Moving along the Ancient Tea-Horse-Road, I headed from Xianggelila (Shangri-la) in Yunnan further along the road towards Lhasa.
This led into the area of the “Three Parallel Rivers,” to the Jinsha river valley, which is what the Yangtze is called here in its upper reaches.
Even on this short day trip, it was just crazy interesting!
You can read all about my “discovery” of a perennially-growing golden chilli in/from Tibet over on ChiliCult, but I also wanted to give some more impressions of that area.
The area in question is around Nixi, which is no longer being visited by many tourists.
I only made it there – and only as a day trip – because my research into the chilli had me travelling with a Chinese colleague, in a car we had rented for that very purpose.
Thus, however, we went up along the Jinsha river, the river of “Golden Sand.”
Xinyangcun – Up the Mountain
First, we went in search of a place called Xinyangcun.
I had – how is that for modern times? – heard about it in a TV documentary as the place where that chile pepper was grown…
We did not have to search much for the village; our GPS navigation app led us there without too many issues.
Only, we didn’t exactly trust that the road it had us turn onto was really the road in question.
We were traveling on a major highway, and that was already a mountain road, meandering and with just a single lane in each direction.
Rock face on your right, the valley floor far below on the left.
Now, however, we had to turn off onto a road snaking further up the mountain, just wide enough for a single car.
If anybody had come in the other direction, we had no idea what we would have done. But that view!
In the little village, which turned out to not be the home of that golden chile pepper, an agricultural station was just being built – as one can easily tell from the photo above.
Along the Road to Lhasa
Down, back on the highway, following its course far above the Jinsha River, we found a viewing platform we just had to stop at…
Eventually, we also found one place where the chilli I had been searching for was indeed growing. And it was a fascinating landscape!
Kaizhongshui, Where Golden Chilli Grows
The steep mountain slope falls from the ridge to the Jinsha river far below.
There is little flat ground, which a few houses, scattered here and there, use.
Some paths exist, but they are just barely wide enough for a car. At least they connect the highway to Lhasa and the houses – but could you even call this a village?
Farther away still, which also means quite a scramble down (and back up again), there were fields.
Corn was recognizable, pumpkins… and chilli?
How anyone could possibly make a living there is hard to fathom. But people live there, and they were nice.
My Chinese colleague had just about as many issues communicating as I had; the people we met almost only spoke Tibetan. They were still welcoming, and I was able to find the chilli I was looking for – and more.
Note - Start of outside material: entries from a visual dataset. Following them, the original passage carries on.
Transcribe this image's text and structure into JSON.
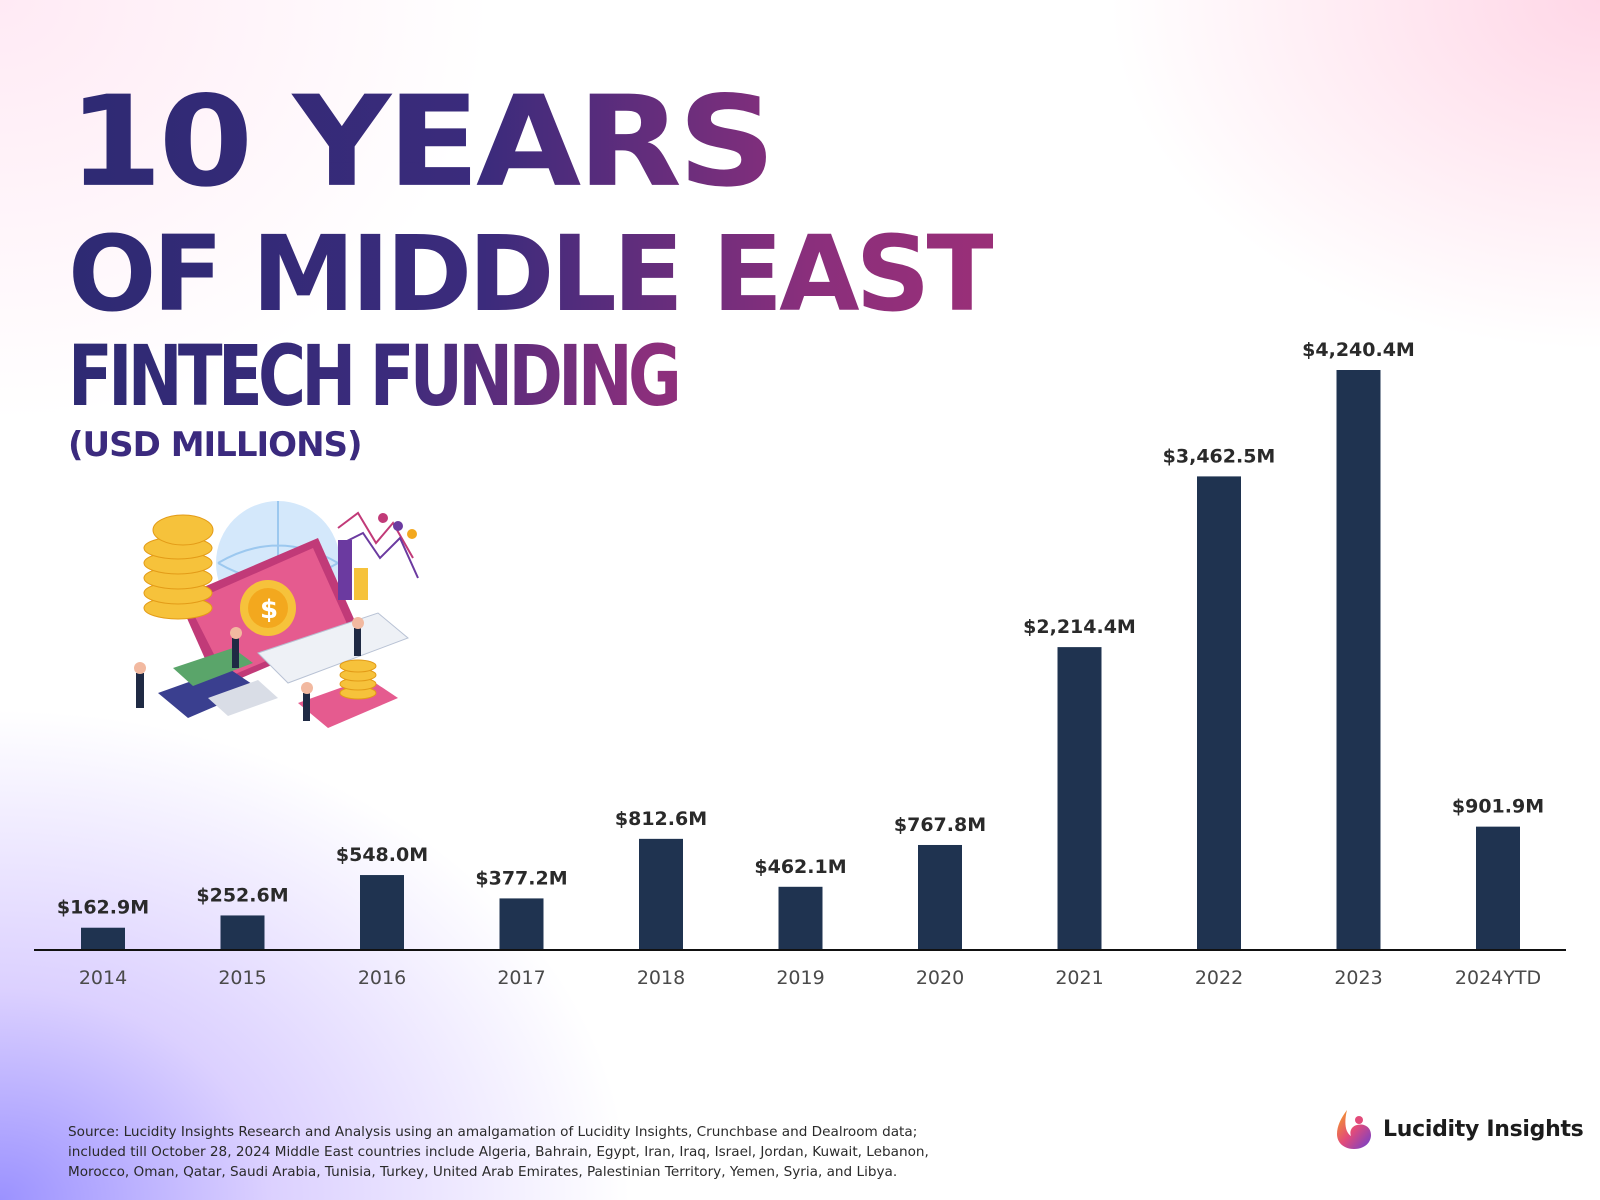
{
  "title": {
    "line1": "10 YEARS",
    "line2": "OF MIDDLE EAST",
    "line3": "FINTECH FUNDING",
    "line4": "(USD MILLIONS)"
  },
  "chart_data": {
    "type": "bar",
    "categories": [
      "2014",
      "2015",
      "2016",
      "2017",
      "2018",
      "2019",
      "2020",
      "2021",
      "2022",
      "2023",
      "2024YTD"
    ],
    "values": [
      162.9,
      252.6,
      548.0,
      377.2,
      812.6,
      462.1,
      767.8,
      2214.4,
      3462.5,
      4240.4,
      901.9
    ],
    "value_labels": [
      "$162.9M",
      "$252.6M",
      "$548.0M",
      "$377.2M",
      "$812.6M",
      "$462.1M",
      "$767.8M",
      "$2,214.4M",
      "$3,462.5M",
      "$4,240.4M",
      "$901.9M"
    ],
    "title": "10 YEARS OF MIDDLE EAST FINTECH FUNDING",
    "ylabel": "(USD MILLIONS)",
    "xlabel": "",
    "ylim": [
      0,
      4240.4
    ],
    "grid": false,
    "bar_color": "#1f3350"
  },
  "footnote": "Source:  Lucidity Insights Research and Analysis using an amalgamation of Lucidity Insights, Crunchbase and Dealroom data; included till October 28, 2024 Middle East countries include Algeria, Bahrain, Egypt, Iran, Iraq, Israel, Jordan, Kuwait, Lebanon, Morocco, Oman, Qatar, Saudi Arabia, Tunisia, Turkey, United Arab Emirates, Palestinian Territory, Yemen, Syria, and Libya.",
  "brand": {
    "name": "Lucidity Insights",
    "logo_icon": "lucidity-logo-icon"
  },
  "illustration": {
    "icon": "fintech-isometric-illustration"
  }
}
But, among the plants growing there was also quite a bit of a mugwort… which was in full bloom.
Just the kind of mugwort which I am quite allergic to. That part, I could have done without; I was sneezing and sniffling and increasingly getting in trouble with my eyes.
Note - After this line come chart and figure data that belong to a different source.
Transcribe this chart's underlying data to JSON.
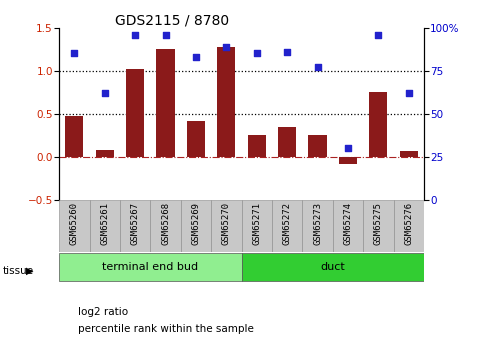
{
  "title": "GDS2115 / 8780",
  "samples": [
    "GSM65260",
    "GSM65261",
    "GSM65267",
    "GSM65268",
    "GSM65269",
    "GSM65270",
    "GSM65271",
    "GSM65272",
    "GSM65273",
    "GSM65274",
    "GSM65275",
    "GSM65276"
  ],
  "log2_ratio": [
    0.48,
    0.08,
    1.02,
    1.25,
    0.42,
    1.28,
    0.25,
    0.35,
    0.25,
    -0.08,
    0.75,
    0.07
  ],
  "percentile_rank": [
    85,
    62,
    96,
    96,
    83,
    89,
    85,
    86,
    77,
    30,
    96,
    62
  ],
  "ylim_left": [
    -0.5,
    1.5
  ],
  "ylim_right": [
    0,
    100
  ],
  "yticks_left": [
    -0.5,
    0.0,
    0.5,
    1.0,
    1.5
  ],
  "yticks_right": [
    0,
    25,
    50,
    75,
    100
  ],
  "hlines_dotted": [
    0.5,
    1.0
  ],
  "hline_dashdot": 0.0,
  "bar_color": "#8B1A1A",
  "dot_color": "#2222CC",
  "tissue_groups": [
    {
      "label": "terminal end bud",
      "start": 0,
      "end": 6,
      "color": "#90EE90"
    },
    {
      "label": "duct",
      "start": 6,
      "end": 12,
      "color": "#32CD32"
    }
  ],
  "background_color": "#ffffff",
  "title_fontsize": 10,
  "tick_fontsize": 7.5,
  "label_fontsize": 6.5,
  "tissue_fontsize": 8,
  "legend_fontsize": 7.5
}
That, too, can be a part of going into the world for microexploration…
The area was fantastic to see, anyways – and there’s one more thing one should know about this part of China…
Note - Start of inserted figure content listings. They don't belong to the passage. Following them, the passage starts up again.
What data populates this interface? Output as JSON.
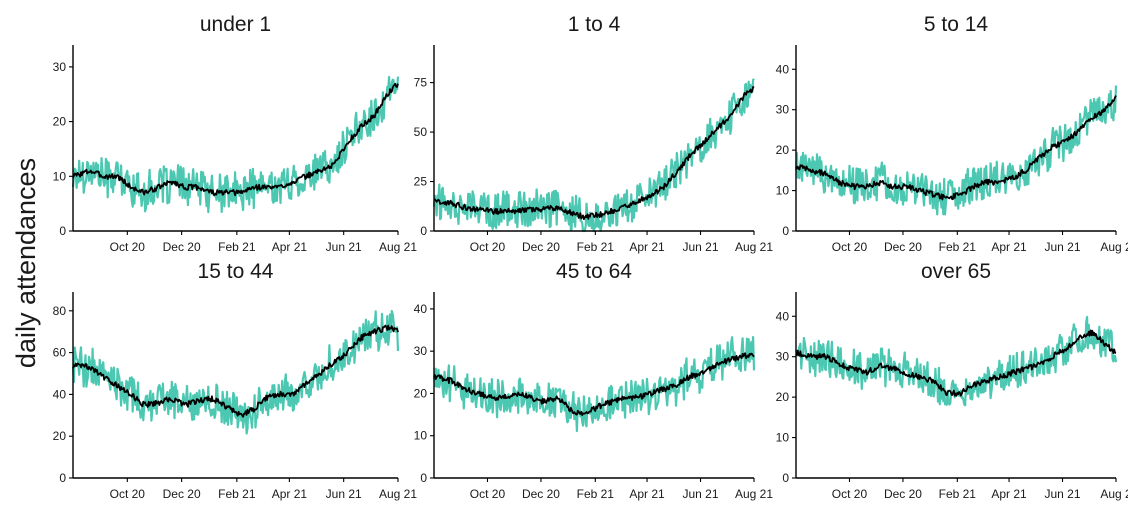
{
  "ylabel": "daily attendances",
  "colors": {
    "raw": "#4cc8b2",
    "smooth": "#000000"
  },
  "chart_data": [
    {
      "type": "line",
      "title": "under 1",
      "x_range": [
        "2020-08-01",
        "2021-08-01"
      ],
      "x_ticks": [
        {
          "date": "2020-10-01",
          "label": "Oct 20"
        },
        {
          "date": "2020-12-01",
          "label": "Dec 20"
        },
        {
          "date": "2021-02-01",
          "label": "Feb 21"
        },
        {
          "date": "2021-04-01",
          "label": "Apr 21"
        },
        {
          "date": "2021-06-01",
          "label": "Jun 21"
        },
        {
          "date": "2021-08-01",
          "label": "Aug 21"
        }
      ],
      "y_ticks": [
        0,
        10,
        20,
        30
      ],
      "ylim": [
        0,
        34
      ],
      "series": [
        {
          "values": [
            [
              "2020-08-01",
              10
            ],
            [
              "2020-08-20",
              11
            ],
            [
              "2020-09-05",
              10
            ],
            [
              "2020-09-20",
              10
            ],
            [
              "2020-10-05",
              8
            ],
            [
              "2020-10-20",
              7
            ],
            [
              "2020-11-05",
              8
            ],
            [
              "2020-11-20",
              9
            ],
            [
              "2020-12-05",
              8
            ],
            [
              "2020-12-20",
              8
            ],
            [
              "2021-01-05",
              7
            ],
            [
              "2021-01-20",
              7
            ],
            [
              "2021-02-05",
              7
            ],
            [
              "2021-02-20",
              8
            ],
            [
              "2021-03-05",
              8
            ],
            [
              "2021-03-20",
              8
            ],
            [
              "2021-04-05",
              9
            ],
            [
              "2021-04-20",
              10
            ],
            [
              "2021-05-05",
              11
            ],
            [
              "2021-05-20",
              12
            ],
            [
              "2021-06-05",
              16
            ],
            [
              "2021-06-20",
              19
            ],
            [
              "2021-07-05",
              21
            ],
            [
              "2021-07-20",
              25
            ],
            [
              "2021-08-01",
              27
            ]
          ]
        }
      ]
    },
    {
      "type": "line",
      "title": "1 to 4",
      "x_range": [
        "2020-08-01",
        "2021-08-01"
      ],
      "x_ticks": [
        {
          "date": "2020-10-01",
          "label": "Oct 20"
        },
        {
          "date": "2020-12-01",
          "label": "Dec 20"
        },
        {
          "date": "2021-02-01",
          "label": "Feb 21"
        },
        {
          "date": "2021-04-01",
          "label": "Apr 21"
        },
        {
          "date": "2021-06-01",
          "label": "Jun 21"
        },
        {
          "date": "2021-08-01",
          "label": "Aug 21"
        }
      ],
      "y_ticks": [
        0,
        25,
        50,
        75
      ],
      "ylim": [
        0,
        94
      ],
      "series": [
        {
          "values": [
            [
              "2020-08-01",
              15
            ],
            [
              "2020-08-20",
              14
            ],
            [
              "2020-09-05",
              12
            ],
            [
              "2020-09-20",
              11
            ],
            [
              "2020-10-05",
              10
            ],
            [
              "2020-10-20",
              10
            ],
            [
              "2020-11-05",
              10
            ],
            [
              "2020-11-20",
              11
            ],
            [
              "2020-12-05",
              11
            ],
            [
              "2020-12-20",
              12
            ],
            [
              "2021-01-05",
              9
            ],
            [
              "2021-01-20",
              7
            ],
            [
              "2021-02-05",
              8
            ],
            [
              "2021-02-20",
              10
            ],
            [
              "2021-03-05",
              12
            ],
            [
              "2021-03-20",
              15
            ],
            [
              "2021-04-05",
              18
            ],
            [
              "2021-04-20",
              22
            ],
            [
              "2021-05-05",
              30
            ],
            [
              "2021-05-20",
              38
            ],
            [
              "2021-06-05",
              45
            ],
            [
              "2021-06-20",
              52
            ],
            [
              "2021-07-05",
              58
            ],
            [
              "2021-07-20",
              68
            ],
            [
              "2021-08-01",
              72
            ]
          ]
        }
      ]
    },
    {
      "type": "line",
      "title": "5 to 14",
      "x_range": [
        "2020-08-01",
        "2021-08-01"
      ],
      "x_ticks": [
        {
          "date": "2020-10-01",
          "label": "Oct 20"
        },
        {
          "date": "2020-12-01",
          "label": "Dec 20"
        },
        {
          "date": "2021-02-01",
          "label": "Feb 21"
        },
        {
          "date": "2021-04-01",
          "label": "Apr 21"
        },
        {
          "date": "2021-06-01",
          "label": "Jun 21"
        },
        {
          "date": "2021-08-01",
          "label": "Aug 2"
        }
      ],
      "y_ticks": [
        0,
        10,
        20,
        30,
        40
      ],
      "ylim": [
        0,
        46
      ],
      "series": [
        {
          "values": [
            [
              "2020-08-01",
              16
            ],
            [
              "2020-08-20",
              15
            ],
            [
              "2020-09-05",
              14
            ],
            [
              "2020-09-20",
              12
            ],
            [
              "2020-10-05",
              11
            ],
            [
              "2020-10-20",
              11
            ],
            [
              "2020-11-05",
              12
            ],
            [
              "2020-11-20",
              11
            ],
            [
              "2020-12-05",
              11
            ],
            [
              "2020-12-20",
              10
            ],
            [
              "2021-01-05",
              9
            ],
            [
              "2021-01-20",
              8
            ],
            [
              "2021-02-05",
              9
            ],
            [
              "2021-02-20",
              11
            ],
            [
              "2021-03-05",
              12
            ],
            [
              "2021-03-20",
              12
            ],
            [
              "2021-04-05",
              13
            ],
            [
              "2021-04-20",
              15
            ],
            [
              "2021-05-05",
              18
            ],
            [
              "2021-05-20",
              21
            ],
            [
              "2021-06-05",
              22
            ],
            [
              "2021-06-20",
              25
            ],
            [
              "2021-07-05",
              28
            ],
            [
              "2021-07-20",
              30
            ],
            [
              "2021-08-01",
              33
            ]
          ]
        }
      ]
    },
    {
      "type": "line",
      "title": "15 to 44",
      "x_range": [
        "2020-08-01",
        "2021-08-01"
      ],
      "x_ticks": [
        {
          "date": "2020-10-01",
          "label": "Oct 20"
        },
        {
          "date": "2020-12-01",
          "label": "Dec 20"
        },
        {
          "date": "2021-02-01",
          "label": "Feb 21"
        },
        {
          "date": "2021-04-01",
          "label": "Apr 21"
        },
        {
          "date": "2021-06-01",
          "label": "Jun 21"
        },
        {
          "date": "2021-08-01",
          "label": "Aug 21"
        }
      ],
      "y_ticks": [
        0,
        20,
        40,
        60,
        80
      ],
      "ylim": [
        0,
        89
      ],
      "series": [
        {
          "values": [
            [
              "2020-08-01",
              54
            ],
            [
              "2020-08-20",
              53
            ],
            [
              "2020-09-05",
              48
            ],
            [
              "2020-09-20",
              44
            ],
            [
              "2020-10-05",
              40
            ],
            [
              "2020-10-20",
              35
            ],
            [
              "2020-11-05",
              36
            ],
            [
              "2020-11-20",
              38
            ],
            [
              "2020-12-05",
              35
            ],
            [
              "2020-12-20",
              37
            ],
            [
              "2021-01-05",
              38
            ],
            [
              "2021-01-20",
              34
            ],
            [
              "2021-02-05",
              30
            ],
            [
              "2021-02-20",
              33
            ],
            [
              "2021-03-05",
              38
            ],
            [
              "2021-03-20",
              40
            ],
            [
              "2021-04-05",
              40
            ],
            [
              "2021-04-20",
              45
            ],
            [
              "2021-05-05",
              50
            ],
            [
              "2021-05-20",
              55
            ],
            [
              "2021-06-05",
              60
            ],
            [
              "2021-06-20",
              67
            ],
            [
              "2021-07-05",
              70
            ],
            [
              "2021-07-20",
              72
            ],
            [
              "2021-08-01",
              71
            ]
          ]
        }
      ]
    },
    {
      "type": "line",
      "title": "45 to 64",
      "x_range": [
        "2020-08-01",
        "2021-08-01"
      ],
      "x_ticks": [
        {
          "date": "2020-10-01",
          "label": "Oct 20"
        },
        {
          "date": "2020-12-01",
          "label": "Dec 20"
        },
        {
          "date": "2021-02-01",
          "label": "Feb 21"
        },
        {
          "date": "2021-04-01",
          "label": "Apr 21"
        },
        {
          "date": "2021-06-01",
          "label": "Jun 21"
        },
        {
          "date": "2021-08-01",
          "label": "Aug 21"
        }
      ],
      "y_ticks": [
        0,
        10,
        20,
        30,
        40
      ],
      "ylim": [
        0,
        44
      ],
      "series": [
        {
          "values": [
            [
              "2020-08-01",
              24
            ],
            [
              "2020-08-20",
              23
            ],
            [
              "2020-09-05",
              21
            ],
            [
              "2020-09-20",
              20
            ],
            [
              "2020-10-05",
              19
            ],
            [
              "2020-10-20",
              19
            ],
            [
              "2020-11-05",
              20
            ],
            [
              "2020-11-20",
              19
            ],
            [
              "2020-12-05",
              18
            ],
            [
              "2020-12-20",
              19
            ],
            [
              "2021-01-05",
              16
            ],
            [
              "2021-01-20",
              15
            ],
            [
              "2021-02-05",
              17
            ],
            [
              "2021-02-20",
              18
            ],
            [
              "2021-03-05",
              19
            ],
            [
              "2021-03-20",
              19
            ],
            [
              "2021-04-05",
              20
            ],
            [
              "2021-04-20",
              21
            ],
            [
              "2021-05-05",
              22
            ],
            [
              "2021-05-20",
              24
            ],
            [
              "2021-06-05",
              25
            ],
            [
              "2021-06-20",
              27
            ],
            [
              "2021-07-05",
              28
            ],
            [
              "2021-07-20",
              29
            ],
            [
              "2021-08-01",
              29
            ]
          ]
        }
      ]
    },
    {
      "type": "line",
      "title": "over 65",
      "x_range": [
        "2020-08-01",
        "2021-08-01"
      ],
      "x_ticks": [
        {
          "date": "2020-10-01",
          "label": "Oct 20"
        },
        {
          "date": "2020-12-01",
          "label": "Dec 20"
        },
        {
          "date": "2021-02-01",
          "label": "Feb 21"
        },
        {
          "date": "2021-04-01",
          "label": "Apr 21"
        },
        {
          "date": "2021-06-01",
          "label": "Jun 21"
        },
        {
          "date": "2021-08-01",
          "label": "Aug 2"
        }
      ],
      "y_ticks": [
        0,
        10,
        20,
        30,
        40
      ],
      "ylim": [
        0,
        46
      ],
      "series": [
        {
          "values": [
            [
              "2020-08-01",
              31
            ],
            [
              "2020-08-20",
              30
            ],
            [
              "2020-09-05",
              30
            ],
            [
              "2020-09-20",
              28
            ],
            [
              "2020-10-05",
              27
            ],
            [
              "2020-10-20",
              26
            ],
            [
              "2020-11-05",
              28
            ],
            [
              "2020-11-20",
              27
            ],
            [
              "2020-12-05",
              26
            ],
            [
              "2020-12-20",
              25
            ],
            [
              "2021-01-05",
              24
            ],
            [
              "2021-01-20",
              21
            ],
            [
              "2021-02-05",
              21
            ],
            [
              "2021-02-20",
              23
            ],
            [
              "2021-03-05",
              24
            ],
            [
              "2021-03-20",
              25
            ],
            [
              "2021-04-05",
              26
            ],
            [
              "2021-04-20",
              27
            ],
            [
              "2021-05-05",
              28
            ],
            [
              "2021-05-20",
              30
            ],
            [
              "2021-06-05",
              32
            ],
            [
              "2021-06-20",
              35
            ],
            [
              "2021-07-05",
              36
            ],
            [
              "2021-07-20",
              33
            ],
            [
              "2021-08-01",
              31
            ]
          ]
        }
      ]
    }
  ]
}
Tough Life – Long History of Settlement
Far away from anything and hard to eke out a living as it is, the region does not exactly seem like anywhere that people should have been living for long.
Nixi, however, is where some of the oldest pottery tradition in China can be found.
Nixi Tibetan black pottery is still being made – or rather, has been revitalized in recent decades and declared a national cultural heritage.
Its tradition goes back at least 1200 years.
Out of this world – and A WeChat Away
Now, you only need to travel here on the highway to come past shops selling such wares – and while you do, imagine living here, now or more than a thousand years ago, making pots and growing crops and vegetables (and probably, herding some yaks) for your subsistence.
The environments that humans can live in!
And how strange it is, nowadays.
On the one hand, such an interesting kind of produce as this golden chilli is basically non-existent in any public record.
Even on the seemingly almighty world wide web, there is nary a trace of it.
On the other hand, people have started to try and market it – and they can be reached by smartphone messenger app Wechat; they are just a message away!